Facendo un passo ulteriore Ferrara esamina infine i rapporti economici internazionali quale forma di estensione del buon operare dell’individuo e del buon governo. Le forme dei legami sovranazionali possono realizzarsi “con la soppressione della potenza appropriatrice di un popolo, di una razza, di una regione, oppure con pacifiche convenzioni e trattati tra nazioni”. La schiavitù, le emigrazioni, il colonialismo, le fiere, i mezzi di comunicazione, diventano tutti elementi attraverso i quali si possono creare legami sovranazionali. Ognuno di questi rappresenta un possibile modo che l’umanità ha sperimentato per integrarsi. Alcuni sono fondati sulla violenza e hanno arrecato danni economici ben maggiori degli apparenti vantaggi (ovvio che hanno creato anche danni di diversa natura, etica, morale, ma ovviamente Ferrara ne valuta essenzialmente le ricadute in termini economici). Altri, come la migrazione del lavoro o la nascita delle federazioni hanno favorito il progresso e la diffusione delle conoscenze. Una forma di partenariato che si fondi sullo scambio della conoscenza è destinata a progredire; “è infatti la conoscenza che funge da mediazione tra la sfera edonista della vita e la cosciente formulazione delle scelte. Intelligenza e libertà sono i due requisiti indispensabili affinché gli individui e le nazioni possano accedere allo sviluppo”.

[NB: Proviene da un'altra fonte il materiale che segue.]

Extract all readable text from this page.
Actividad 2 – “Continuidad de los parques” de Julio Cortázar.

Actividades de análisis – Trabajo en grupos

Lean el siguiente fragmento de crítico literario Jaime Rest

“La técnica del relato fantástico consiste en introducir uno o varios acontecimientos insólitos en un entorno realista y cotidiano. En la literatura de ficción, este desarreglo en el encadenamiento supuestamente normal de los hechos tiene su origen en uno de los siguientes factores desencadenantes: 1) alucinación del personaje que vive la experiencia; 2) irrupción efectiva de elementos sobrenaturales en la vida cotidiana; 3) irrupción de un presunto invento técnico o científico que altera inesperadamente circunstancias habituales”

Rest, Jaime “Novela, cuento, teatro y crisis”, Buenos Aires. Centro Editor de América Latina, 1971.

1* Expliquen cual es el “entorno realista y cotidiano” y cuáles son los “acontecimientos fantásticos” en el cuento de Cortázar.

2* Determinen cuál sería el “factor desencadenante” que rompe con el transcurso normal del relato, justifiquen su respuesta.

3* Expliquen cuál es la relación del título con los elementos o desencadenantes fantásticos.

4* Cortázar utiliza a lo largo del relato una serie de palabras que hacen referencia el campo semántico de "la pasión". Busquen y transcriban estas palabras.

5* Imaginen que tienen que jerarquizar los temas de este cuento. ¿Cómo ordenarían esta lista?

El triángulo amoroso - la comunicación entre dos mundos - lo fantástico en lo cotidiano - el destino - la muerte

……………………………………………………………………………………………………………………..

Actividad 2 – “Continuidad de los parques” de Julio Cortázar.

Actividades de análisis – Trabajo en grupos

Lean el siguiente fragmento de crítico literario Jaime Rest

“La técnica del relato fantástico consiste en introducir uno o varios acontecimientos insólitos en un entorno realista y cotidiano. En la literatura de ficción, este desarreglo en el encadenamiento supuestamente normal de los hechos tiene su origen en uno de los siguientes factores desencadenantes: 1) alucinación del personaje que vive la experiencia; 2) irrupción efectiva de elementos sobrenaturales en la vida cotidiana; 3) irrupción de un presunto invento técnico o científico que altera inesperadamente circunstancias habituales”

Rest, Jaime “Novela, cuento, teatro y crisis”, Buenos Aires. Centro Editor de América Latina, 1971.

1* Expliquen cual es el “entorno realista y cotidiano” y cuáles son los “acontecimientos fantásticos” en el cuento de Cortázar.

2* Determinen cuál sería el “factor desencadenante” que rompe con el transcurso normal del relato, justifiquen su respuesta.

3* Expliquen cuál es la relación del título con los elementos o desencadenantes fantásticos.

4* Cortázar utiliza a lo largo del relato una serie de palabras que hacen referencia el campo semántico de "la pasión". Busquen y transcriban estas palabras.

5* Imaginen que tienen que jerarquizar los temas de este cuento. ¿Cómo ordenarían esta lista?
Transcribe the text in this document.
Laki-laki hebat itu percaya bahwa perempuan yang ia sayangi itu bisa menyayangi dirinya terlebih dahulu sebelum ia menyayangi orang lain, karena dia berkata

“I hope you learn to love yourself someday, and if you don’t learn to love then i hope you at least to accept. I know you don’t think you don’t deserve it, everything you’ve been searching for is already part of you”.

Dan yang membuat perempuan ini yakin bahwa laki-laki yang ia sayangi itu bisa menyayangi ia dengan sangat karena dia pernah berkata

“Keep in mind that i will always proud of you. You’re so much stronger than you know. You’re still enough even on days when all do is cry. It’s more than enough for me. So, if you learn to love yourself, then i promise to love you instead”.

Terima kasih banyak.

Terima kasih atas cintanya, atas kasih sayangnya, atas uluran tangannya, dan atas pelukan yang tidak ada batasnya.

Ferrara, che pure influenzò notevolmente le teorie economiche degli inizi del novecento, come ad esempio quelle di colossi quali Keynes e Malthus, resta uno dei pochi che nella storia dell’economia si sia in definitiva avvalso unicamente di elementi afferenti ad intelligenza e libertà individuali per concepire una immagine di ciclico progresso dove alla conoscenza acquisita si alternino nuovi bisogni, quindi nuova produzione, ulteriore nuova conoscenza, ad libitum. Addirittura in questo processo che per taluni aspetti potremmo definire positivista, anche le fasi di crisi ebbero un preciso ruolo da rivestire.
Le crisi – diceva Ferrara – rientrano tra quegli eventi che esaltano la capacità degli uomini di innovare e migliorare la propria convivenza civile. Negare la crisi o mistificarne la reale drammaticità significa non riconoscere una delle molle che conducono al progresso. Il progresso può essere osservato come l’incremento di utilità che l’umanità ottiene perfezionando il lavoro, l’industria, le istituzioni, la legislazione. Il benessere e la felicità di una nazione possono definirsi solo in questi termini, poiché qualsiasi idea di bene e di giusto assoluto è inevitabilmente vaga, indeterminata e sterile. L’idealismo e lo spiritualismo senza questo supporto e questa mediazione che li rende pratici, culminano senza via di scampo nel dispotismo.
E questa è semplicemente storia: ogni forma dispotica fin dalla più lontana antichità è sorta in ambienti dove regnava ristagno di progresso e di conoscenza. E se il progresso è figlio della conoscenza, la conoscenza è frutto di scelta e quindi di individuale assunzione di responsabilità.